Playing like a companion piece to Larry Cohen’s It’s Alive, Hunting & Sons depicts how news of an impending pregnancy is apt to drive a couple not only apart, but insane. In Sander Burger’s family drama-gone-haywire, bike shop owner Tako and temp agency specialist Sandra’s happy marriage in rural Holland is torn asunder by Sandra’s discovery that she’s with child. This life-altering development quickly exacerbates issues previously contained, be it Tako’s immaturity, hostility between Tako’s mother and both her son and daughter-in-law, or Sandra’s unhealthy body-image fixations.
It’s the last of these that truly drives the once-cheery couple into point-of-no-return territory, especially once the skinny Sandra winds up in the hospital after a fainting spell caused by malnutrition, and responds to her husband’s pleas to eat by defiantly continuing to use the gym’s rowing machine and, during a tense dinner shot with tennis-volley cinematography, to binge and purge right in front of her spouse. All the while, Sandra’s eating disorder destructiveness is matched by Tako’s acute turnaround from pot-smoking, Xbox-playing man-child—his fear over (and desire to flee from) becoming a dad epitomized by his playing a racing game—to fanatical daddy dearest, driven to protect his future offspring at any cost.

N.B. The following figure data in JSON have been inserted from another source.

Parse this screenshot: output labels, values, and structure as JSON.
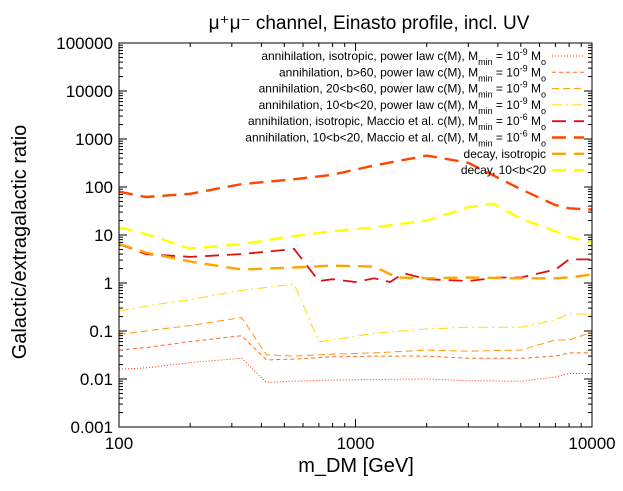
{
  "chart_data": {
    "type": "line",
    "title": "μ⁺μ⁻ channel, Einasto profile, incl. UV",
    "xlabel": "m_DM [GeV]",
    "ylabel": "Galactic/extragalactic ratio",
    "xscale": "log",
    "yscale": "log",
    "xlim": [
      100,
      10000
    ],
    "ylim": [
      0.001,
      100000
    ],
    "xticks": [
      "100",
      "1000",
      "10000"
    ],
    "yticks": [
      "0.001",
      "0.01",
      "0.1",
      "1",
      "10",
      "100",
      "1000",
      "10000",
      "100000"
    ],
    "grid": false,
    "legend_position": "top-right",
    "series": [
      {
        "name": "annihilation, isotropic, power law c(M), M_min = 10^-9 M_o",
        "color": "#ff2a00",
        "dash": "dot",
        "width": 1,
        "x": [
          100,
          130,
          200,
          330,
          420,
          550,
          800,
          1200,
          2000,
          3000,
          5000,
          7000,
          8000,
          10000
        ],
        "y": [
          0.016,
          0.017,
          0.022,
          0.027,
          0.0085,
          0.009,
          0.0095,
          0.0098,
          0.01,
          0.0092,
          0.009,
          0.011,
          0.013,
          0.013
        ]
      },
      {
        "name": "annihilation, b>60, power law c(M), M_min = 10^-9 M_o",
        "color": "#ff6a1a",
        "dash": "shortdash",
        "width": 1,
        "x": [
          100,
          130,
          200,
          330,
          420,
          550,
          800,
          1200,
          2000,
          3000,
          5000,
          7000,
          8000,
          10000
        ],
        "y": [
          0.04,
          0.045,
          0.06,
          0.08,
          0.025,
          0.026,
          0.029,
          0.03,
          0.03,
          0.027,
          0.027,
          0.03,
          0.035,
          0.035
        ]
      },
      {
        "name": "annihilation, 20<b<60, power law c(M), M_min = 10^-9 M_o",
        "color": "#ff9a00",
        "dash": "dash",
        "width": 1,
        "x": [
          100,
          130,
          200,
          330,
          420,
          550,
          800,
          1200,
          2000,
          3000,
          5000,
          7000,
          8000,
          10000
        ],
        "y": [
          0.085,
          0.1,
          0.13,
          0.19,
          0.032,
          0.03,
          0.033,
          0.035,
          0.04,
          0.038,
          0.04,
          0.065,
          0.065,
          0.095
        ]
      },
      {
        "name": "annihilation, 10<b<20, power law c(M), M_min = 10^-9 M_o",
        "color": "#ffdd00",
        "dash": "dashdot",
        "width": 1,
        "x": [
          100,
          130,
          200,
          330,
          550,
          700,
          800,
          1200,
          2000,
          3000,
          5000,
          7000,
          8000,
          10000
        ],
        "y": [
          0.26,
          0.33,
          0.45,
          0.7,
          0.95,
          0.06,
          0.065,
          0.09,
          0.11,
          0.12,
          0.12,
          0.17,
          0.23,
          0.22
        ]
      },
      {
        "name": "annihilation, isotropic, Maccio et al. c(M), M_min = 10^-6 M_o",
        "color": "#e01010",
        "dash": "longdash",
        "width": 1.8,
        "x": [
          100,
          130,
          200,
          330,
          550,
          700,
          800,
          1000,
          1200,
          1400,
          1600,
          2000,
          3000,
          4000,
          5000,
          7000,
          8000,
          10000
        ],
        "y": [
          6.5,
          4,
          3.5,
          4,
          5.1,
          1.1,
          1.2,
          1.05,
          1.25,
          1.05,
          1.6,
          1.2,
          1.1,
          1.3,
          1.3,
          1.9,
          3.1,
          3.1
        ]
      },
      {
        "name": "annihilation, 10<b<20, Maccio et al. c(M), M_min = 10^-6 M_o",
        "color": "#ff4500",
        "dash": "longdash",
        "width": 2.4,
        "x": [
          100,
          130,
          200,
          330,
          550,
          800,
          1200,
          2000,
          3000,
          5000,
          7000,
          8000,
          10000
        ],
        "y": [
          80,
          62,
          72,
          115,
          145,
          180,
          280,
          450,
          320,
          90,
          42,
          36,
          34
        ]
      },
      {
        "name": "decay, isotropic",
        "color": "#ffa500",
        "dash": "longdash",
        "width": 2.4,
        "x": [
          100,
          130,
          200,
          330,
          550,
          800,
          1200,
          1500,
          2000,
          3000,
          5000,
          7000,
          8000,
          10000
        ],
        "y": [
          6.5,
          4.3,
          2.8,
          1.9,
          2.1,
          2.3,
          2.2,
          1.3,
          1.25,
          1.3,
          1.25,
          1.25,
          1.3,
          1.5
        ]
      },
      {
        "name": "decay, 10<b<20",
        "color": "#ffff00",
        "dash": "longdash",
        "width": 2.4,
        "x": [
          100,
          130,
          200,
          330,
          550,
          800,
          1200,
          2000,
          3000,
          3800,
          5000,
          7000,
          8000,
          10000
        ],
        "y": [
          14.5,
          10.5,
          5.2,
          6.5,
          9.5,
          12,
          14.5,
          20,
          38,
          45,
          22,
          12,
          9,
          7
        ]
      }
    ]
  }
}
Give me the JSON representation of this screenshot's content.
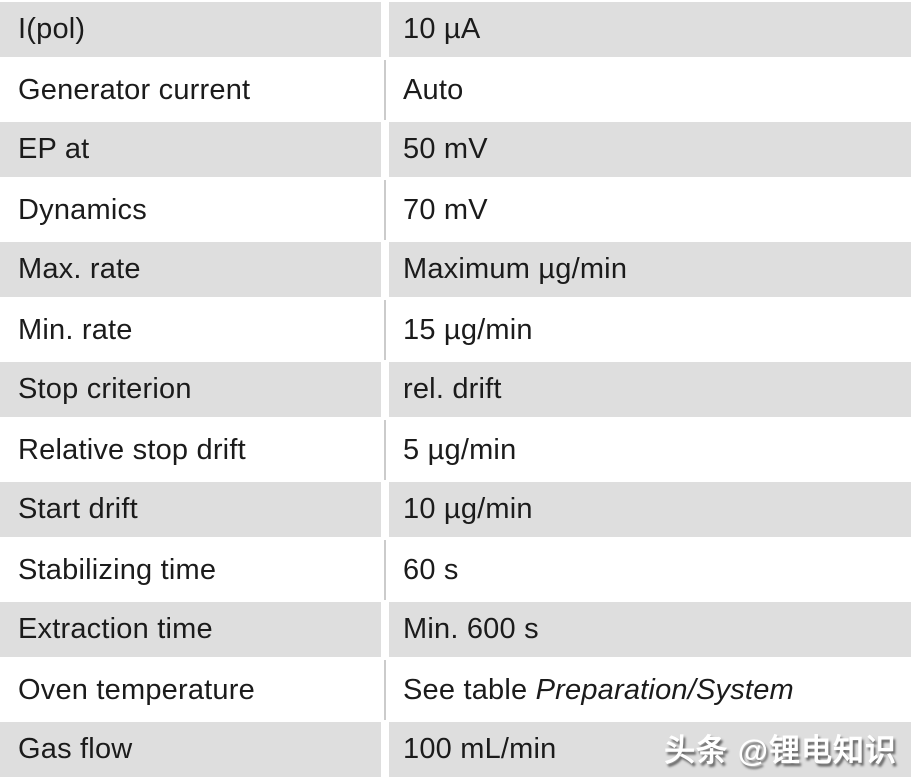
{
  "table": {
    "rows": [
      {
        "label": "I(pol)",
        "value": "10 µA"
      },
      {
        "label": "Generator current",
        "value": "Auto"
      },
      {
        "label": "EP at",
        "value": "50 mV"
      },
      {
        "label": "Dynamics",
        "value": "70 mV"
      },
      {
        "label": "Max. rate",
        "value": "Maximum µg/min"
      },
      {
        "label": "Min. rate",
        "value": "15 µg/min"
      },
      {
        "label": "Stop criterion",
        "value": "rel. drift"
      },
      {
        "label": "Relative stop drift",
        "value": "5 µg/min"
      },
      {
        "label": "Start drift",
        "value": "10 µg/min"
      },
      {
        "label": "Stabilizing time",
        "value": "60 s"
      },
      {
        "label": "Extraction time",
        "value": "Min. 600 s"
      },
      {
        "label": "Oven temperature",
        "value": "See table ",
        "value_italic": "Preparation/System"
      },
      {
        "label": "Gas flow",
        "value": "100 mL/min"
      }
    ]
  },
  "watermark": {
    "text": "头条 @锂电知识"
  },
  "colors": {
    "row_shaded": "#dedede",
    "row_plain": "#ffffff",
    "divider_line": "#cbcbcb",
    "text": "#1b1b1b"
  }
}
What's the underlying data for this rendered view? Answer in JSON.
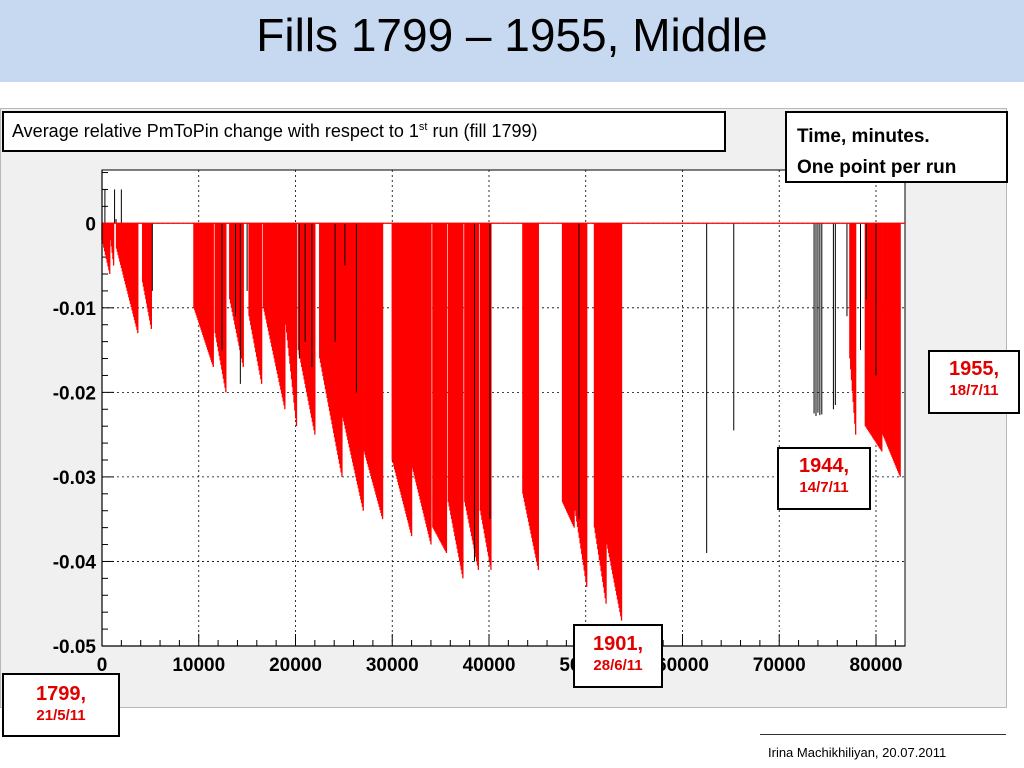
{
  "slide": {
    "title": "Fills 1799 – 1955, Middle",
    "footer": "Irina Machikhiliyan, 20.07.2011"
  },
  "annotations": {
    "title_pre": "Average relative PmToPin change with respect to 1",
    "title_sup": "st",
    "title_post": " run (fill 1799)",
    "time_line1": "Time, minutes.",
    "time_line2": "One point per run",
    "fill_1955": {
      "num": "1955,",
      "date": "18/7/11"
    },
    "fill_1944": {
      "num": "1944,",
      "date": "14/7/11"
    },
    "fill_1901": {
      "num": "1901,",
      "date": "28/6/11"
    },
    "fill_1799": {
      "num": "1799,",
      "date": "21/5/11"
    }
  },
  "colors": {
    "header_band": "#c6d9f1",
    "series_red": "#ff0000",
    "series_black": "#000000",
    "label_red": "#e00000",
    "frame_bg": "#f0f0f0"
  },
  "chart_data": {
    "type": "bar",
    "title": "",
    "xlabel": "",
    "ylabel": "",
    "xlim": [
      0,
      83000
    ],
    "ylim": [
      -0.05,
      0.005
    ],
    "x_ticks": [
      0,
      10000,
      20000,
      30000,
      40000,
      50000,
      60000,
      70000,
      80000
    ],
    "x_tick_labels": [
      "0",
      "10000",
      "20000",
      "30000",
      "40000",
      "50000",
      "60000",
      "70000",
      "80000"
    ],
    "y_ticks": [
      0,
      -0.01,
      -0.02,
      -0.03,
      -0.04,
      -0.05
    ],
    "y_tick_labels": [
      "0",
      "-0.01",
      "-0.02",
      "-0.03",
      "-0.04",
      "-0.05"
    ],
    "grid": true,
    "reference_line": 0,
    "series": [
      {
        "color": "red",
        "groups": [
          {
            "x_start": 0,
            "x_end": 800,
            "y_start": -0.002,
            "y_end": -0.006
          },
          {
            "x_start": 900,
            "x_end": 1200,
            "y_start": -0.002,
            "y_end": -0.005
          },
          {
            "x_start": 1500,
            "x_end": 3700,
            "y_start": -0.003,
            "y_end": -0.013
          },
          {
            "x_start": 4200,
            "x_end": 5100,
            "y_start": -0.007,
            "y_end": -0.0125
          },
          {
            "x_start": 9500,
            "x_end": 11500,
            "y_start": -0.01,
            "y_end": -0.017
          },
          {
            "x_start": 11700,
            "x_end": 12800,
            "y_start": -0.013,
            "y_end": -0.02
          },
          {
            "x_start": 13200,
            "x_end": 14600,
            "y_start": -0.009,
            "y_end": -0.017
          },
          {
            "x_start": 15200,
            "x_end": 16500,
            "y_start": -0.011,
            "y_end": -0.019
          },
          {
            "x_start": 16700,
            "x_end": 18900,
            "y_start": -0.01,
            "y_end": -0.022
          },
          {
            "x_start": 19000,
            "x_end": 20100,
            "y_start": -0.012,
            "y_end": -0.024
          },
          {
            "x_start": 20300,
            "x_end": 22000,
            "y_start": -0.015,
            "y_end": -0.025
          },
          {
            "x_start": 22500,
            "x_end": 24800,
            "y_start": -0.016,
            "y_end": -0.03
          },
          {
            "x_start": 24900,
            "x_end": 27000,
            "y_start": -0.023,
            "y_end": -0.034
          },
          {
            "x_start": 27100,
            "x_end": 29000,
            "y_start": -0.027,
            "y_end": -0.035
          },
          {
            "x_start": 30000,
            "x_end": 32000,
            "y_start": -0.028,
            "y_end": -0.037
          },
          {
            "x_start": 32100,
            "x_end": 34000,
            "y_start": -0.029,
            "y_end": -0.038
          },
          {
            "x_start": 34200,
            "x_end": 35600,
            "y_start": -0.036,
            "y_end": -0.039
          },
          {
            "x_start": 35800,
            "x_end": 37300,
            "y_start": -0.033,
            "y_end": -0.042
          },
          {
            "x_start": 37500,
            "x_end": 38900,
            "y_start": -0.033,
            "y_end": -0.041
          },
          {
            "x_start": 39100,
            "x_end": 40200,
            "y_start": -0.034,
            "y_end": -0.041
          },
          {
            "x_start": 43500,
            "x_end": 45100,
            "y_start": -0.032,
            "y_end": -0.041
          },
          {
            "x_start": 47600,
            "x_end": 48800,
            "y_start": -0.033,
            "y_end": -0.036
          },
          {
            "x_start": 48900,
            "x_end": 50100,
            "y_start": -0.034,
            "y_end": -0.043
          },
          {
            "x_start": 50900,
            "x_end": 52100,
            "y_start": -0.036,
            "y_end": -0.045
          },
          {
            "x_start": 52200,
            "x_end": 53700,
            "y_start": -0.038,
            "y_end": -0.047
          },
          {
            "x_start": 77300,
            "x_end": 77900,
            "y_start": -0.016,
            "y_end": -0.025
          },
          {
            "x_start": 78900,
            "x_end": 80600,
            "y_start": -0.024,
            "y_end": -0.027
          },
          {
            "x_start": 80700,
            "x_end": 82500,
            "y_start": -0.025,
            "y_end": -0.03
          }
        ]
      },
      {
        "color": "black",
        "points": [
          {
            "x": 300,
            "y": 0.004
          },
          {
            "x": 1300,
            "y": 0.004
          },
          {
            "x": 1450,
            "y": 0.0005
          },
          {
            "x": 2000,
            "y": 0.004
          },
          {
            "x": 5200,
            "y": -0.008
          },
          {
            "x": 12400,
            "y": -0.015
          },
          {
            "x": 13800,
            "y": -0.011
          },
          {
            "x": 15000,
            "y": -0.008
          },
          {
            "x": 14300,
            "y": -0.019
          },
          {
            "x": 21000,
            "y": -0.014
          },
          {
            "x": 20400,
            "y": -0.016
          },
          {
            "x": 21700,
            "y": -0.017
          },
          {
            "x": 24100,
            "y": -0.014
          },
          {
            "x": 25100,
            "y": -0.005
          },
          {
            "x": 26300,
            "y": -0.02
          },
          {
            "x": 38500,
            "y": -0.04
          },
          {
            "x": 40100,
            "y": -0.035
          },
          {
            "x": 49300,
            "y": -0.035
          },
          {
            "x": 62500,
            "y": -0.039
          },
          {
            "x": 65300,
            "y": -0.0245
          },
          {
            "x": 73600,
            "y": -0.0225
          },
          {
            "x": 73800,
            "y": -0.0228
          },
          {
            "x": 74000,
            "y": -0.0224
          },
          {
            "x": 74200,
            "y": -0.0227
          },
          {
            "x": 74400,
            "y": -0.0226
          },
          {
            "x": 75600,
            "y": -0.022
          },
          {
            "x": 75800,
            "y": -0.0215
          },
          {
            "x": 77000,
            "y": -0.011
          },
          {
            "x": 78400,
            "y": -0.015
          },
          {
            "x": 79000,
            "y": -0.009
          },
          {
            "x": 80000,
            "y": -0.018
          }
        ]
      }
    ]
  }
}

Hunting & Sons builds toward its squirm-inducing denouement slowly, amassing a raft of quotidian incidents and details (Sandra’s purchase of a beauty mag, Tako’s simmering rage at—and simultaneous protectiveness of—his mom) that deepen its characters’ vacillating psychological and emotional states. Burger’s use of long takes allows his scenes’ seething tensions, fears, and resentments to naturally mutate before our eyes. Further, his subtle, expertly expressive compositions—as in an extended foreground-background shot of Tako and Sandra in which they alternate facing each other and the screen, and ends with Tako kissing Sandra’s pregnant stomach in close-up—rigorously reflect the second-to-second shifts in the couple’s fracturing relationship.
The film’s third-act descent into domestic horror isn’t a wholly successful one, given that it’s predicated on character actions and reactions that, despite preceding material that’s ably established them, seem a tad too gonzo-hostile for a story rooted in everyday reality. Still, in its most extreme moments, Hunting & Sons locates parent-to-be conception anxieties, and the madness they can bring forth, with from-the-gut potency.